Support Originating IP discovery in Access Logging

[mbhegde-orcl]

Environment Details

• Helidon Version: 3.2.7
• Helidon SE or Helidon MP: MP
• JDK version: 17
• OS: Does not matter, but Linux running on K8s
• Docker version (if applicable): OCI OKE

Issue type

Feature request

---

Problem Description

%h directive in Helidon access log library, apparently does print the remote Peer IP address.

    // HostLogEntry class
    @Override
    protected String doApply(AccessLogContext context) {
        String remoteAddress = context.serverRequest().remotePeer().host();
        return (null == remoteAddress) ? NOT_AVAILABLE : remoteAddress;
    }

Ideally there should be a way to apply X-Forwarded-For discovery rules, and log the originating IP address as seen by the load balancer / proxy.

Misc:

Helidon server already has requested URI discovery, but apparently it does not inspect the X-Forwarded-For for originating IP, nor is it used by access logs. Is it possible to reuse the same logic to inspect X-Forwarded-For?

[tjquinno]

@mbhegde-orcl Thanks for the issue.

You mentioned in your description:

Helidon server already has requested URI discovery, but apparently it does not inspect the X-Forwarded-For for originating IP, nor is it used by access logs. Is it possible to reuse the same logic to inspect X-Forwarded-For?

Do you have a test case that shows the requested URI feature not working correctly with the X-Forwarded-* headers? If so, please share it.

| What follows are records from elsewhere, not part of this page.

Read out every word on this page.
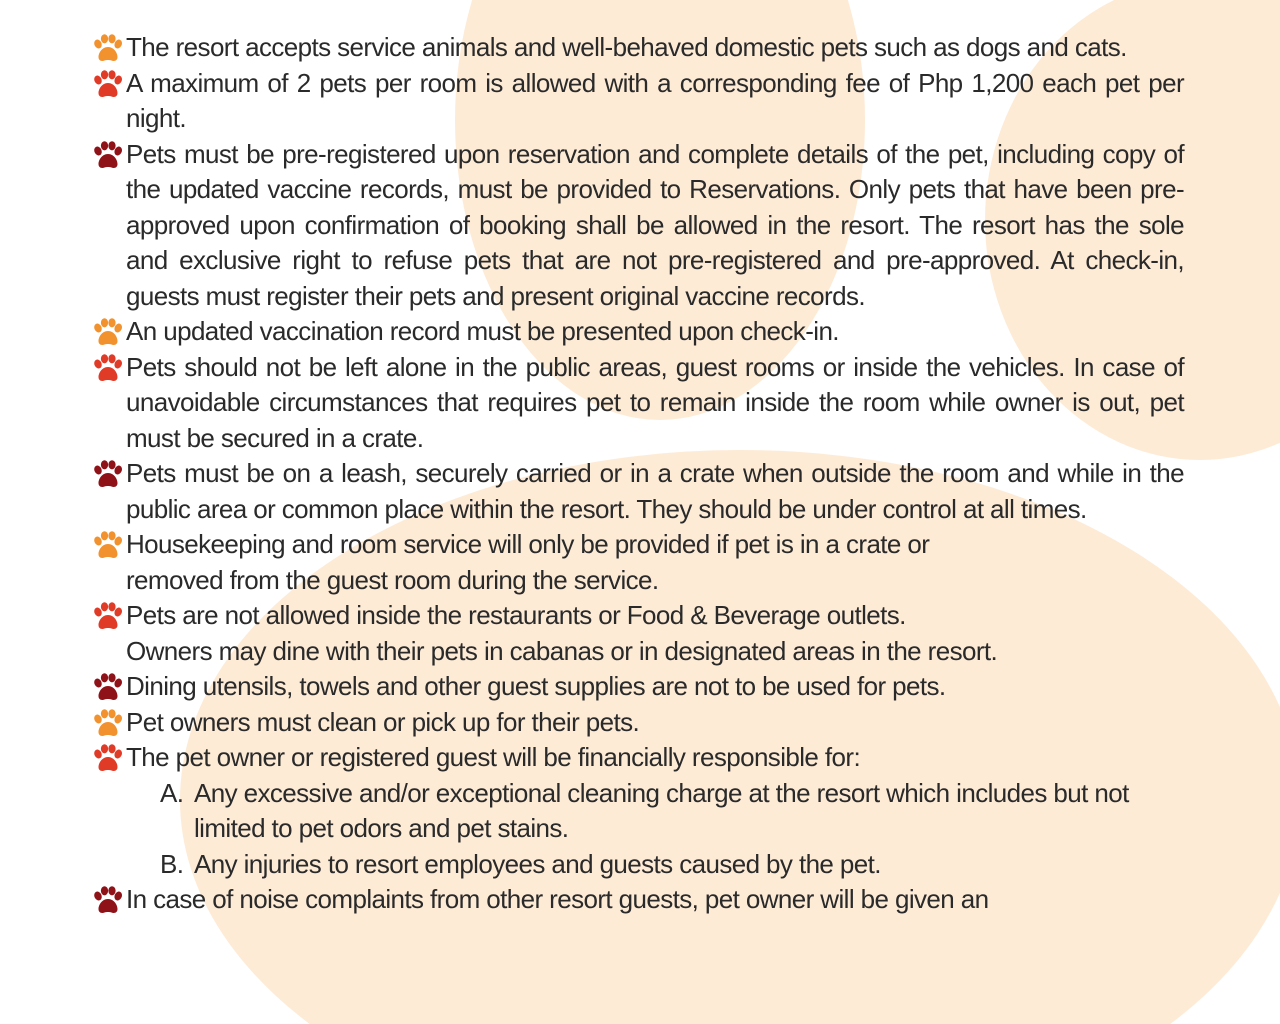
The resort accepts service animals and well-behaved domestic pets such as dogs and cats.

A maximum of 2 pets per room is allowed with a corresponding fee of Php 1,200 each pet per night.

Pets must be pre-registered upon reservation and complete details of the pet, including copy of the updated vaccine records, must be provided to Reservations. Only pets that have been pre-approved upon confirmation of booking shall be allowed in the resort. The resort has the sole and exclusive right to refuse pets that are not pre-registered and pre-approved. At check-in, guests must register their pets and present original vaccine records.

An updated vaccination record must be presented upon check-in.

Pets should not be left alone in the public areas, guest rooms or inside the vehicles. In case of unavoidable circumstances that requires pet to remain inside the room while owner is out, pet must be secured in a crate.

Pets must be on a leash, securely carried or in a crate when outside the room and while in the public area or common place within the resort. They should be under control at all times.

Housekeeping and room service will only be provided if pet is in a crate or
removed from the guest room during the service.

Pets are not allowed inside the restaurants or Food & Beverage outlets.
Owners may dine with their pets in cabanas or in designated areas in the resort.

Dining utensils, towels and other guest supplies are not to be used for pets.

Pet owners must clean or pick up for their pets.

The pet owner or registered guest will be financially responsible for:

A. Any excessive and/or exceptional cleaning charge at the resort which includes but not limited to pet odors and pet stains.
B. Any injuries to resort employees and guests caused by the pet.

In case of noise complaints from other resort guests, pet owner will be given an
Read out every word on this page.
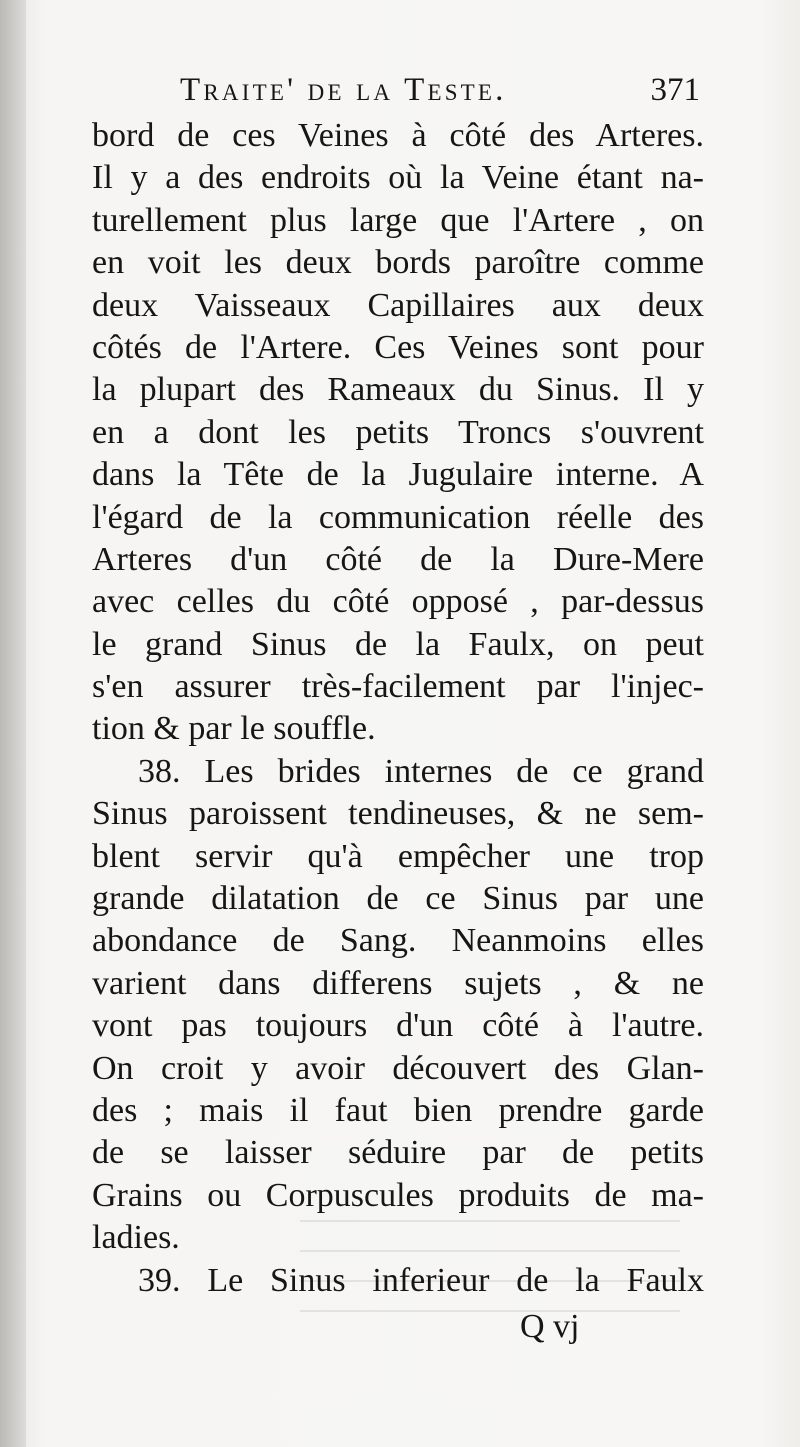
Traite' de la Teste.	371
bord de ces Veines à côté des Arteres.
Il y a des endroits où la Veine étant na-
turellement plus large que l'Artere , on
en voit les deux bords paroître comme
deux Vaisseaux Capillaires aux deux
côtés de l'Artere. Ces Veines sont pour
la plupart des Rameaux du Sinus. Il y
en a dont les petits Troncs s'ouvrent
dans la Tête de la Jugulaire interne. A
l'égard de la communication réelle des
Arteres d'un côté de la Dure-Mere
avec celles du côté opposé , par-dessus
le grand Sinus de la Faulx, on peut
s'en assurer très-facilement par l'injec-
tion & par le souffle.
38. Les brides internes de ce grand
Sinus paroissent tendineuses, & ne sem-
blent servir qu'à empêcher une trop
grande dilatation de ce Sinus par une
abondance de Sang. Neanmoins elles
varient dans differens sujets , & ne
vont pas toujours d'un côté à l'autre.
On croit y avoir découvert des Glan-
des ; mais il faut bien prendre garde
de se laisser séduire par de petits
Grains ou Corpuscules produits de ma-
ladies.
39. Le Sinus inferieur de la Faulx
Q vj
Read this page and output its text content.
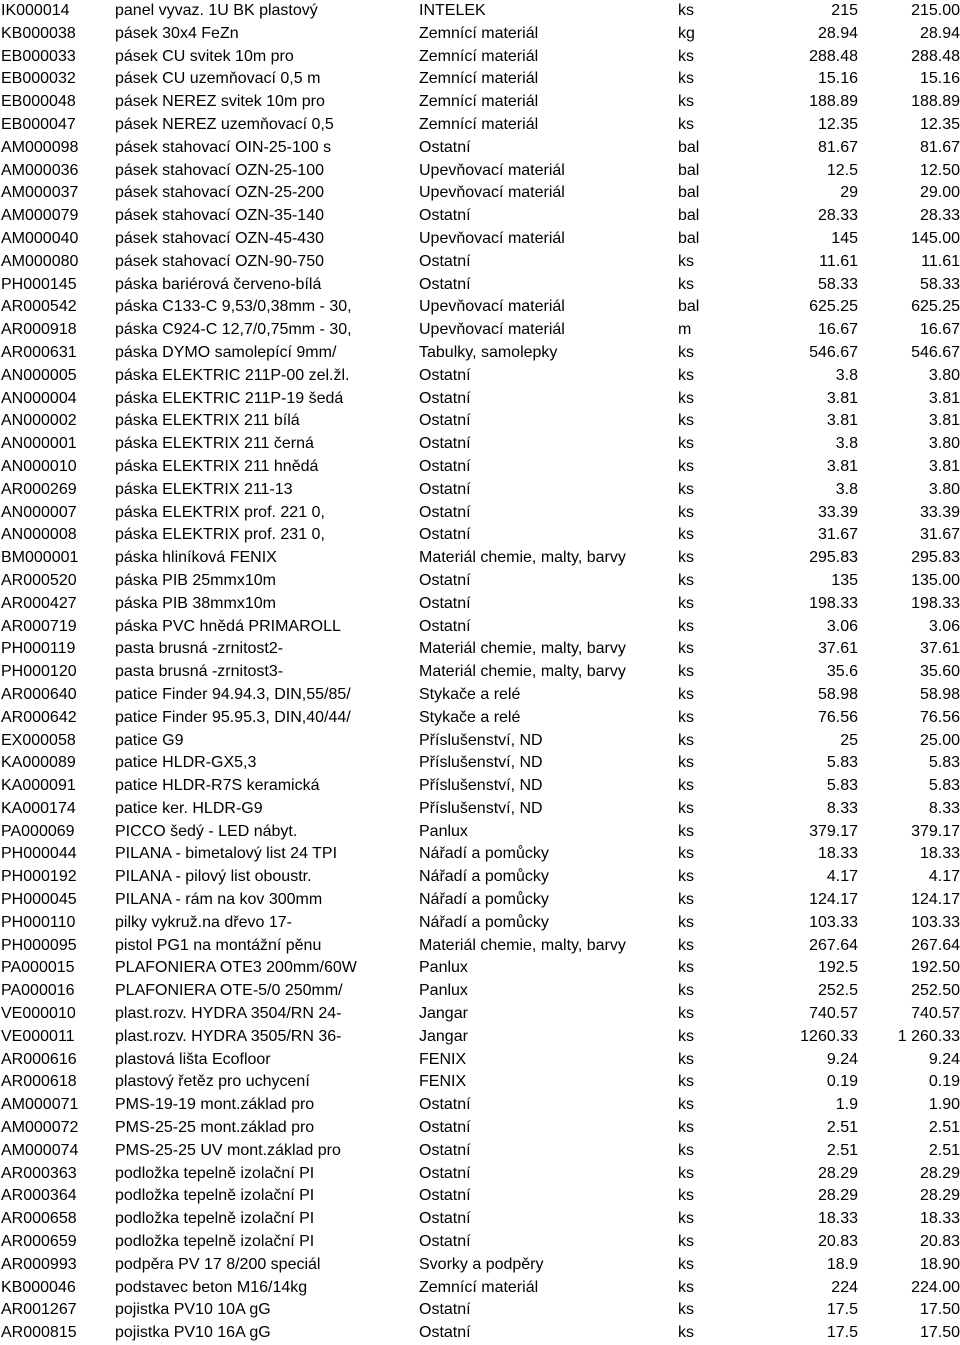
IK000014	panel vyvaz. 1U BK plastový	INTELEK	ks	215	215.00
KB000038	pásek 30x4 FeZn	Zemnící materiál	kg	28.94	28.94
EB000033	pásek CU svitek 10m pro	Zemnící materiál	ks	288.48	288.48
EB000032	pásek CU uzemňovací 0,5 m	Zemnící materiál	ks	15.16	15.16
EB000048	pásek NEREZ svitek 10m pro	Zemnící materiál	ks	188.89	188.89
EB000047	pásek NEREZ uzemňovací 0,5	Zemnící materiál	ks	12.35	12.35
AM000098	pásek stahovací OIN-25-100 s	Ostatní	bal	81.67	81.67
AM000036	pásek stahovací OZN-25-100	Upevňovací materiál	bal	12.5	12.50
AM000037	pásek stahovací OZN-25-200	Upevňovací materiál	bal	29	29.00
AM000079	pásek stahovací OZN-35-140	Ostatní	bal	28.33	28.33
AM000040	pásek stahovací OZN-45-430	Upevňovací materiál	bal	145	145.00
AM000080	pásek stahovací OZN-90-750	Ostatní	ks	11.61	11.61
PH000145	páska bariérová červeno-bílá	Ostatní	ks	58.33	58.33
AR000542	páska C133-C 9,53/0,38mm - 30,	Upevňovací materiál	bal	625.25	625.25
AR000918	páska C924-C 12,7/0,75mm - 30,	Upevňovací materiál	m	16.67	16.67
AR000631	páska DYMO samolepící 9mm/	Tabulky, samolepky	ks	546.67	546.67
AN000005	páska ELEKTRIC 211P-00 zel.žl.	Ostatní	ks	3.8	3.80
AN000004	páska ELEKTRIC 211P-19 šedá	Ostatní	ks	3.81	3.81
AN000002	páska ELEKTRIX 211 bílá	Ostatní	ks	3.81	3.81
AN000001	páska ELEKTRIX 211 černá	Ostatní	ks	3.8	3.80
AN000010	páska ELEKTRIX 211 hnědá	Ostatní	ks	3.81	3.81
AR000269	páska ELEKTRIX 211-13	Ostatní	ks	3.8	3.80
AN000007	páska ELEKTRIX prof. 221 0,	Ostatní	ks	33.39	33.39
AN000008	páska ELEKTRIX prof. 231 0,	Ostatní	ks	31.67	31.67
BM000001	páska hliníková FENIX	Materiál chemie, malty, barvy	ks	295.83	295.83
AR000520	páska PIB 25mmx10m	Ostatní	ks	135	135.00
AR000427	páska PIB 38mmx10m	Ostatní	ks	198.33	198.33
AR000719	páska PVC hnědá PRIMAROLL	Ostatní	ks	3.06	3.06
PH000119	pasta brusná -zrnitost2-	Materiál chemie, malty, barvy	ks	37.61	37.61
PH000120	pasta brusná -zrnitost3-	Materiál chemie, malty, barvy	ks	35.6	35.60
AR000640	patice Finder 94.94.3, DIN,55/85/	Stykače a relé	ks	58.98	58.98
AR000642	patice Finder 95.95.3, DIN,40/44/	Stykače a relé	ks	76.56	76.56
EX000058	patice G9	Příslušenství, ND	ks	25	25.00
KA000089	patice HLDR-GX5,3	Příslušenství, ND	ks	5.83	5.83
KA000091	patice HLDR-R7S keramická	Příslušenství, ND	ks	5.83	5.83
KA000174	patice ker. HLDR-G9	Příslušenství, ND	ks	8.33	8.33
PA000069	PICCO šedý - LED nábyt.	Panlux	ks	379.17	379.17
PH000044	PILANA - bimetalový list 24 TPI	Nářadí a pomůcky	ks	18.33	18.33
PH000192	PILANA - pilový list oboustr.	Nářadí a pomůcky	ks	4.17	4.17
PH000045	PILANA - rám na kov 300mm	Nářadí a pomůcky	ks	124.17	124.17
PH000110	pilky vykruž.na dřevo 17-	Nářadí a pomůcky	ks	103.33	103.33
PH000095	pistol PG1 na montážní pěnu	Materiál chemie, malty, barvy	ks	267.64	267.64
PA000015	PLAFONIERA OTE3 200mm/60W	Panlux	ks	192.5	192.50
PA000016	PLAFONIERA OTE-5/0 250mm/	Panlux	ks	252.5	252.50
VE000010	plast.rozv. HYDRA 3504/RN 24-	Jangar	ks	740.57	740.57
VE000011	plast.rozv. HYDRA 3505/RN 36-	Jangar	ks	1260.33	1 260.33
AR000616	plastová lišta Ecofloor	FENIX	ks	9.24	9.24
AR000618	plastový řetěz pro uchycení	FENIX	ks	0.19	0.19
AM000071	PMS-19-19 mont.základ pro	Ostatní	ks	1.9	1.90
AM000072	PMS-25-25 mont.základ pro	Ostatní	ks	2.51	2.51
AM000074	PMS-25-25 UV mont.základ pro	Ostatní	ks	2.51	2.51
AR000363	podložka tepelně izolační PI	Ostatní	ks	28.29	28.29
AR000364	podložka tepelně izolační PI	Ostatní	ks	28.29	28.29
AR000658	podložka tepelně izolační PI	Ostatní	ks	18.33	18.33
AR000659	podložka tepelně izolační PI	Ostatní	ks	20.83	20.83
AR000993	podpěra PV 17 8/200 speciál	Svorky a podpěry	ks	18.9	18.90
KB000046	podstavec beton M16/14kg	Zemnící materiál	ks	224	224.00
AR001267	pojistka PV10 10A gG	Ostatní	ks	17.5	17.50
AR000815	pojistka PV10 16A gG	Ostatní	ks	17.5	17.50
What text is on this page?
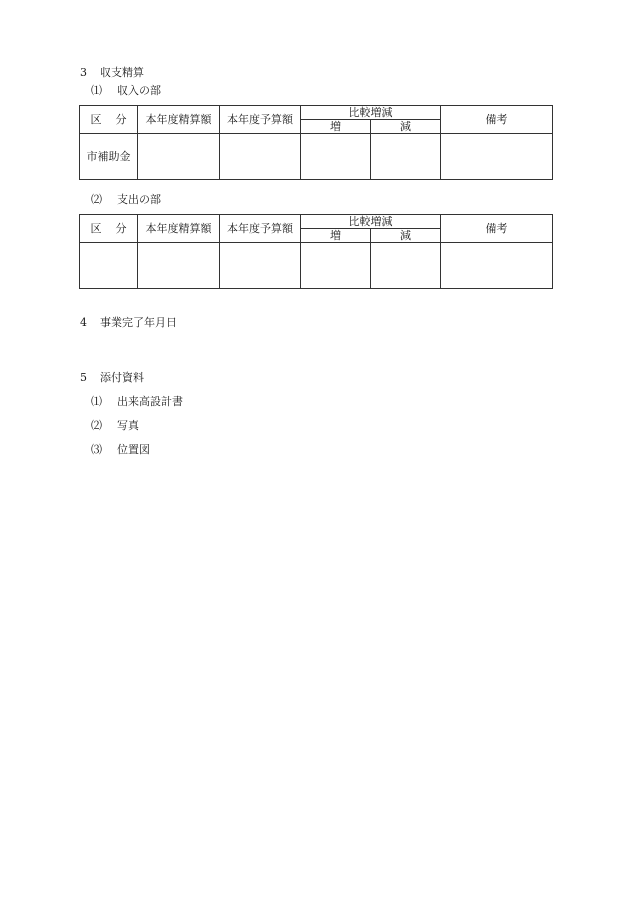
3 収支精算
⑴ 収入の部
区 分	本年度精算額	本年度予算額	比較増減		備考
			増	減	
市補助金					
⑵ 支出の部
区 分	本年度精算額	本年度予算額	比較増減		備考
			増	減	

4 事業完了年月日
5 添付資料
⑴ 出来高設計書
⑵ 写真
⑶ 位置図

Because of the security implications users need to set up the requested URI behavior (either programmatically or using configuration) for the feature to work. https://helidon.io/docs/v3/se/webserver#_requested_uri_discovery We have tests but there are also quite a few combinations and we might have missed some.

Or is your point only about the access log usage (or non-usage) of requested URI?

[tjquinno]

@mbhegde-orcl

We have not heard any clarification about whether you were asking about the request URI feature itself not working or just exposing the results of its processing in the access log.

For the access logging, you can already customize the access log formatting to include whatever headers you want. So you could add a formatting element like this

%{X-Forwarded-For}i

Because it seems you can accomplish what you want using this feature, we'll close this issue. Please reopen it if in fact you have a test case that shows the requested URI feature itself not working.